• Location:
    Plymouth, United Kingdom
  • Schools Attended:
    Arts University Plymouth
About Josh Huxham

Josh Huxham (b. 1996) is a photographic artist based in Plymouth, UK. His work explores grief, trauma, memory, and the fragile tension between what is remembered and what is lost. Drawing on the psychological and material properties of photography, he approaches the archive as both evidence and wound: a site where absence becomes visible and the past remains active within the present.

His graduate project, SILENCE (2017), reworked family photographs through reprinting, distressing, and reconstruction. Rooted in personal experience, the series transformed the family archive into a fractured space where suppressed histories could surface. Through acts of material intervention, the work sought not to restore the past, but to confront its lingering presence.

In METANOIA (2018), Huxham turned his attention to photography’s material foundations. Through experimental processes and reconstructed surfaces, images were destabilised and remade, challenging assumptions about perception, truth, and photographic certainty. The work explored how meaning emerges not only from what photographs depict, but from the conditions through which they are produced and experienced.

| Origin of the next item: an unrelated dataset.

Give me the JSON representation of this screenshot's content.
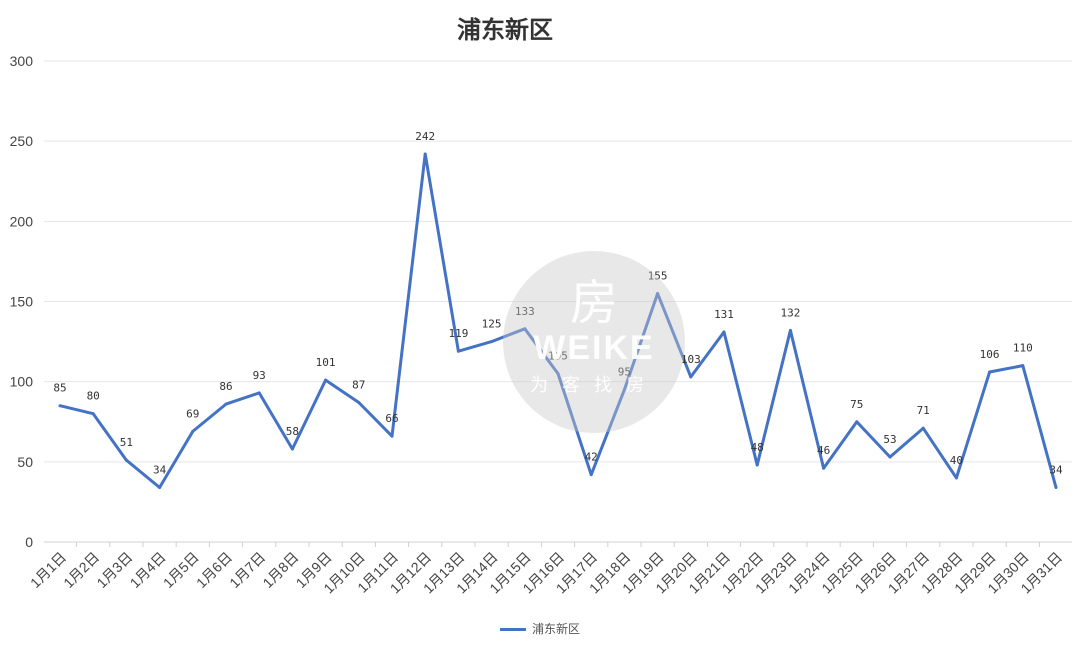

His most recent series, CONVERSATIONS WITH LIGHT (2025), returns to the archive through the photographic slides of his late grandfather. By scanning, rephotographing, and reimagining these fragile transparencies, Huxham enters into a dialogue across generations, tracing an inherited way of seeing while reflecting on memory, loss, and the impossibility of fully knowing those who came before us. In doing so, the work holds presence and disappearance in quiet tension.

Across his practice, photography becomes a process of return, transformation, and repair. Through reconstruction, fragmentation, and material intervention, Huxham creates spaces where memory can be revisited, unsettled, and reimagined, allowing photographs to function not as fixed records, but as living sites of encounter between past and present.